A hyperbranched amphiphilic acetal polymer for pH-sensitive drug delivery

Abstract

Nanoparticles are appealing drug delivery systems since they promise prolonged circulation time and predictable release behaviors. The current work reports a novel hyperbranched amphiphilic block copolymer synthesized using deactivation-enhanced atom transfer radical polymerization (DE-ATRP) for smart drug delivery. PEG2000-Br was applied as a macroinitiator to initiate acid-cleavable divinyl (ACD) monomers linked by acetal groups, formulating the hydrophilic (PEG) and hydrophobic (ACD) segments. The polymer appeared to self-assemble into micelles with diameters in the range of 70–100 nm, and was examined for the controlled release of doxorubicin (DOX).
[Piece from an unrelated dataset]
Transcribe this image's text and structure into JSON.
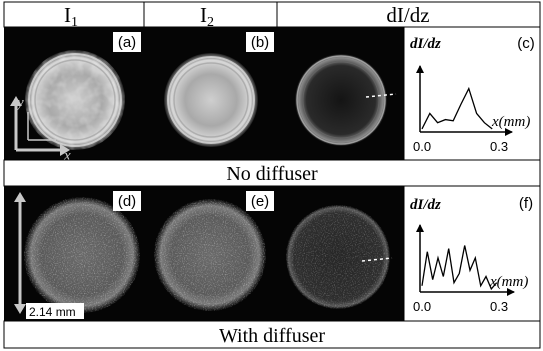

Results showed that DOX-loaded micelles (∼90 nm) could achieve drug loading as high as 8.2 wt%, with interesting pH-dependent release behaviors. Studies with flow cytometry (FCM) and confocal laser scanning microscopy (CLSM) showed that DOX-loaded micelles exhibited a high cellular uptake performance by HeLa cells, which indicated promising anti-tumor efficacy for such a drug delivery system. Additionally, such DOX-loaded micelles exhibited remarkable cytotoxicity against HeLa cells in a dose- and time-dependent manner due to the enhanced cell uptake behavior of micelles. These results indicated that the polymeric micelles might be used as a promising candidate for a pH-responsive drug delivery for cancer therapy.